| Content | Guidance, Clarification & Syllabus Links |
|---|---|
| Equation of the regression line of x on y. | Students should know the form of the regression line and understand what it represents. |
| Use of the equation for prediction purposes. | Students should be aware they cannot reliably predict y from x using the x-on-y equation. |
1. Understanding the Regression Line of x on y
The regression line of x on y is a mathematical model used when our goal is to estimate or predict values of x given values of y.
It takes the form:
x = a + by
This line is derived using the least squares principle — the method that minimises the vertical distances between the observed x-values and the predicted ones generated by the model.
It is essential to understand that:
- this line minimizes errors in predicting x, not y;
- the slope depends on the correlation between x and y;
- the regression line is not symmetric — the regression of x on y ≠ regression of y on x.

https://upload.wikimedia.org/wikipedia/commons/b/be/Normdist_regression.png
Suppose we have paired data values (x, y).
If the regression line of x on y is found to be:x = 3.2 + 1.5y
Then for y = 4 we estimate:
x = 3.2 + 1.5(4) = 9.2
2. Using the Regression Line for Predictions
The purpose of a regression line is to predict the most likely value of x for a given value of y.
However, predictions are only meaningful under certain conditions:
- The relationship between x and y must be approximately linear.
- The value of y used for prediction lies realistically within the data range (to avoid extrapolation).
- The regression line of x on y must only be used to predict x, not y.
The most common mistake in exams is using the x on y regression line to estimate y.
If the question asks for a predicted y-value, the regression line of y on x must be used instead.
3. The Danger of Extrapolation
Extrapolation occurs when we use values of y that are outside the observed data range.
The regression model is only valid within the limits of the data we have collected.

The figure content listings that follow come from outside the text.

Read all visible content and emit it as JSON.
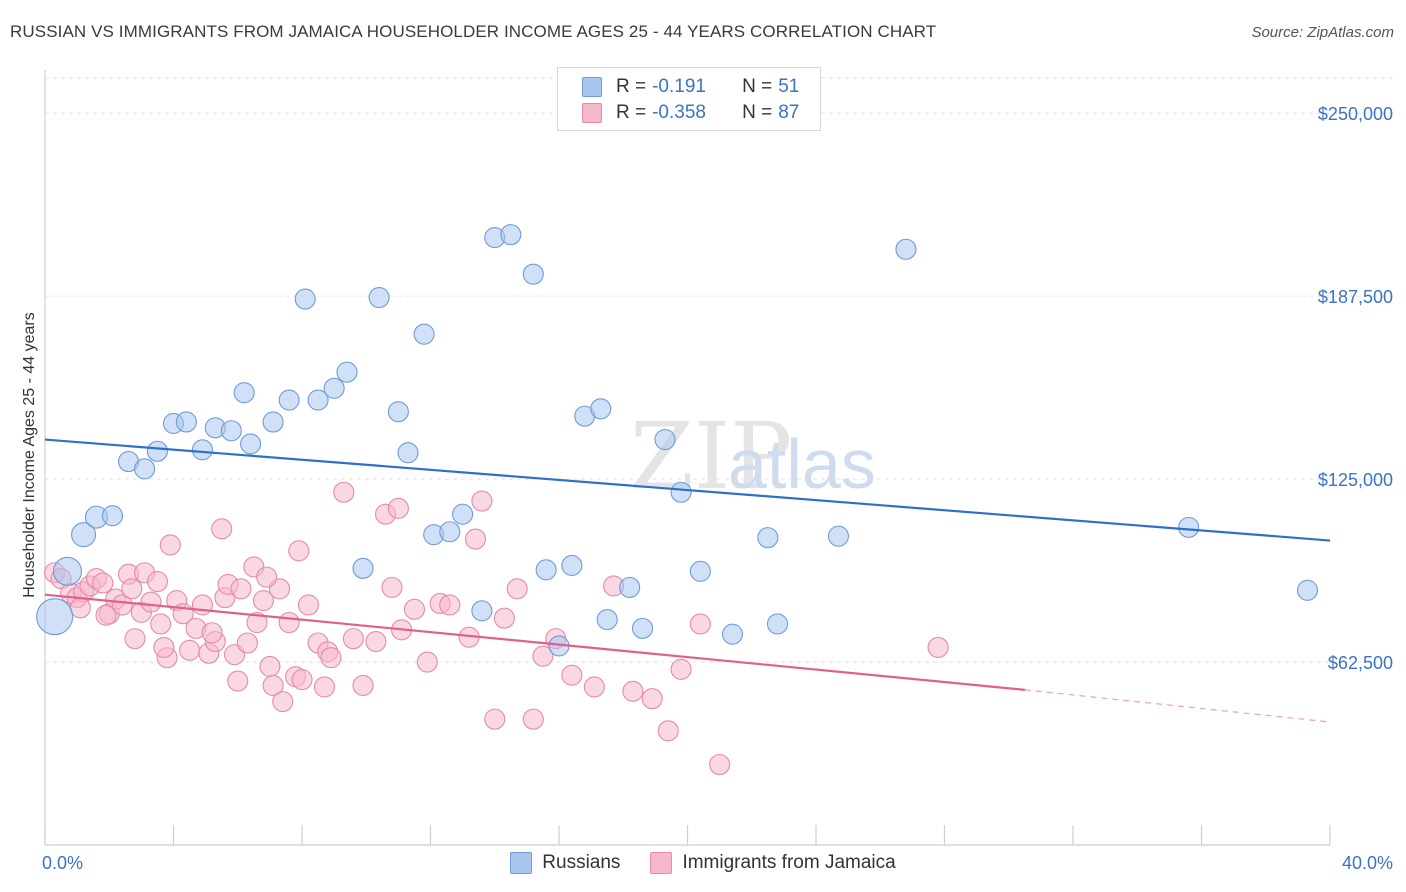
{
  "title": "RUSSIAN VS IMMIGRANTS FROM JAMAICA HOUSEHOLDER INCOME AGES 25 - 44 YEARS CORRELATION CHART",
  "source": "Source: ZipAtlas.com",
  "watermark": {
    "zip": "ZIP",
    "atlas": "atlas"
  },
  "legend": {
    "rows": [
      {
        "r_label": "R =",
        "r_value": "-0.191",
        "n_label": "N =",
        "n_value": "51"
      },
      {
        "r_label": "R =",
        "r_value": "-0.358",
        "n_label": "N =",
        "n_value": "87"
      }
    ]
  },
  "chart_data": {
    "type": "scatter",
    "ylabel": "Householder Income Ages 25 - 44 years",
    "xlim": [
      0,
      40
    ],
    "ylim": [
      0,
      262000
    ],
    "x_tick_labels": [
      "0.0%",
      "40.0%"
    ],
    "y_ticks": [
      {
        "value": 62500,
        "label": "$62,500"
      },
      {
        "value": 125000,
        "label": "$125,000"
      },
      {
        "value": 187500,
        "label": "$187,500"
      },
      {
        "value": 250000,
        "label": "$250,000"
      }
    ],
    "colors": {
      "russians_fill": "#a9c6ee",
      "russians_stroke": "#6f9bd8",
      "russians_line": "#2e6fcc",
      "jamaica_fill": "#f5b8cc",
      "jamaica_stroke": "#e58aa8",
      "jamaica_line": "#e0608c"
    },
    "series": [
      {
        "name": "Russians",
        "trend": {
          "x0": 0,
          "y0": 138500,
          "x1": 40,
          "y1": 104000
        },
        "points": [
          [
            0.3,
            78000,
            1.8
          ],
          [
            0.7,
            93500,
            1.4
          ],
          [
            1.2,
            106000,
            1.2
          ],
          [
            1.6,
            112000,
            1.1
          ],
          [
            2.1,
            112500,
            1.0
          ],
          [
            2.6,
            131000,
            1.0
          ],
          [
            3.1,
            128500,
            1.0
          ],
          [
            3.5,
            134500,
            1.0
          ],
          [
            4.0,
            144000,
            1.0
          ],
          [
            4.4,
            144500,
            1.0
          ],
          [
            4.9,
            135000,
            1.0
          ],
          [
            5.3,
            142500,
            1.0
          ],
          [
            5.8,
            141500,
            1.0
          ],
          [
            6.2,
            154500,
            1.0
          ],
          [
            6.4,
            137000,
            1.0
          ],
          [
            7.1,
            144500,
            1.0
          ],
          [
            7.6,
            152000,
            1.0
          ],
          [
            8.1,
            186500,
            1.0
          ],
          [
            8.5,
            152000,
            1.0
          ],
          [
            9.0,
            156000,
            1.0
          ],
          [
            9.4,
            161500,
            1.0
          ],
          [
            9.9,
            94500,
            1.0
          ],
          [
            10.4,
            187000,
            1.0
          ],
          [
            11.0,
            148000,
            1.0
          ],
          [
            11.3,
            134000,
            1.0
          ],
          [
            11.8,
            174500,
            1.0
          ],
          [
            12.1,
            106000,
            1.0
          ],
          [
            12.6,
            107000,
            1.0
          ],
          [
            13.0,
            113000,
            1.0
          ],
          [
            13.6,
            80000,
            1.0
          ],
          [
            14.0,
            207500,
            1.0
          ],
          [
            14.5,
            208500,
            1.0
          ],
          [
            15.2,
            195000,
            1.0
          ],
          [
            15.6,
            94000,
            1.0
          ],
          [
            16.0,
            68000,
            1.0
          ],
          [
            16.4,
            95500,
            1.0
          ],
          [
            16.8,
            146500,
            1.0
          ],
          [
            17.3,
            149000,
            1.0
          ],
          [
            17.5,
            77000,
            1.0
          ],
          [
            18.2,
            88000,
            1.0
          ],
          [
            18.6,
            74000,
            1.0
          ],
          [
            19.3,
            138500,
            1.0
          ],
          [
            19.8,
            120500,
            1.0
          ],
          [
            20.4,
            93500,
            1.0
          ],
          [
            21.4,
            72000,
            1.0
          ],
          [
            22.5,
            105000,
            1.0
          ],
          [
            22.8,
            75500,
            1.0
          ],
          [
            24.7,
            105500,
            1.0
          ],
          [
            26.8,
            203500,
            1.0
          ],
          [
            35.6,
            108500,
            1.0
          ],
          [
            39.3,
            87000,
            1.0
          ]
        ]
      },
      {
        "name": "Immigrants from Jamaica",
        "trend": {
          "x0": 0,
          "y0": 85500,
          "x1": 30.5,
          "y1": 53000,
          "dash_x1": 40,
          "dash_y1": 42000
        },
        "points": [
          [
            0.3,
            93000,
            1.0
          ],
          [
            0.5,
            91000,
            1.0
          ],
          [
            0.8,
            86000,
            1.0
          ],
          [
            1.0,
            84500,
            1.0
          ],
          [
            1.2,
            86500,
            1.0
          ],
          [
            1.4,
            88500,
            1.0
          ],
          [
            1.6,
            91000,
            1.0
          ],
          [
            1.8,
            89500,
            1.0
          ],
          [
            2.0,
            79000,
            1.0
          ],
          [
            2.2,
            84000,
            1.0
          ],
          [
            2.4,
            82000,
            1.0
          ],
          [
            2.6,
            92500,
            1.0
          ],
          [
            2.7,
            87500,
            1.0
          ],
          [
            3.0,
            79500,
            1.0
          ],
          [
            3.1,
            93000,
            1.0
          ],
          [
            3.3,
            83000,
            1.0
          ],
          [
            3.5,
            90000,
            1.0
          ],
          [
            3.6,
            75500,
            1.0
          ],
          [
            3.8,
            64000,
            1.0
          ],
          [
            3.9,
            102500,
            1.0
          ],
          [
            4.1,
            83500,
            1.0
          ],
          [
            4.3,
            79000,
            1.0
          ],
          [
            4.5,
            66500,
            1.0
          ],
          [
            4.7,
            74000,
            1.0
          ],
          [
            4.9,
            82000,
            1.0
          ],
          [
            5.1,
            65500,
            1.0
          ],
          [
            5.3,
            69500,
            1.0
          ],
          [
            5.5,
            108000,
            1.0
          ],
          [
            5.6,
            84500,
            1.0
          ],
          [
            5.7,
            89000,
            1.0
          ],
          [
            5.9,
            65000,
            1.0
          ],
          [
            6.0,
            56000,
            1.0
          ],
          [
            6.1,
            87500,
            1.0
          ],
          [
            6.3,
            69000,
            1.0
          ],
          [
            6.5,
            95000,
            1.0
          ],
          [
            6.6,
            76000,
            1.0
          ],
          [
            6.8,
            83500,
            1.0
          ],
          [
            7.0,
            61000,
            1.0
          ],
          [
            7.1,
            54500,
            1.0
          ],
          [
            7.3,
            87500,
            1.0
          ],
          [
            7.4,
            49000,
            1.0
          ],
          [
            7.6,
            76000,
            1.0
          ],
          [
            7.8,
            57500,
            1.0
          ],
          [
            7.9,
            100500,
            1.0
          ],
          [
            8.0,
            56500,
            1.0
          ],
          [
            8.2,
            82000,
            1.0
          ],
          [
            8.5,
            69000,
            1.0
          ],
          [
            8.7,
            54000,
            1.0
          ],
          [
            8.8,
            66000,
            1.0
          ],
          [
            8.9,
            64000,
            1.0
          ],
          [
            9.3,
            120500,
            1.0
          ],
          [
            9.6,
            70500,
            1.0
          ],
          [
            9.9,
            54500,
            1.0
          ],
          [
            10.3,
            69500,
            1.0
          ],
          [
            10.6,
            113000,
            1.0
          ],
          [
            10.8,
            88000,
            1.0
          ],
          [
            11.0,
            115000,
            1.0
          ],
          [
            11.1,
            73500,
            1.0
          ],
          [
            11.5,
            80500,
            1.0
          ],
          [
            11.9,
            62500,
            1.0
          ],
          [
            12.3,
            82500,
            1.0
          ],
          [
            12.6,
            82000,
            1.0
          ],
          [
            13.2,
            71000,
            1.0
          ],
          [
            13.4,
            104500,
            1.0
          ],
          [
            13.6,
            117500,
            1.0
          ],
          [
            14.0,
            43000,
            1.0
          ],
          [
            14.3,
            77500,
            1.0
          ],
          [
            14.7,
            87500,
            1.0
          ],
          [
            15.2,
            43000,
            1.0
          ],
          [
            15.5,
            64500,
            1.0
          ],
          [
            15.9,
            70500,
            1.0
          ],
          [
            16.4,
            58000,
            1.0
          ],
          [
            17.1,
            54000,
            1.0
          ],
          [
            17.7,
            88500,
            1.0
          ],
          [
            18.3,
            52500,
            1.0
          ],
          [
            18.9,
            50000,
            1.0
          ],
          [
            19.4,
            39000,
            1.0
          ],
          [
            19.8,
            60000,
            1.0
          ],
          [
            20.4,
            75500,
            1.0
          ],
          [
            21.0,
            27500,
            1.0
          ],
          [
            27.8,
            67500,
            1.0
          ],
          [
            1.9,
            78500,
            1.0
          ],
          [
            3.7,
            67500,
            1.0
          ],
          [
            6.9,
            91500,
            1.0
          ],
          [
            2.8,
            70500,
            1.0
          ],
          [
            5.2,
            72500,
            1.0
          ],
          [
            1.1,
            81000,
            1.0
          ]
        ]
      }
    ]
  }
}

Beyond that range, predictions become unreliable because:
- the relationship may not remain linear;
- future trends may change;
- the model cannot account for new behaviour outside the dataset.
Regression lines are commonly used in economics for forecasting growth or inflation.
Misusing regression lines beyond data bounds can lead to poor financial predictions and failed policy decisions.
Regression analysis is excellent for an IA if you investigate a real dataset.
Make sure to justify:
- why a linear model is suitable,
- whether correlation is strong enough,
- and discuss limitations such as extrapolation.
To what extent can prediction models provide knowledge about the future?
Are mathematical predictions inherently reliable, or do they depend on assumptions that may not hold?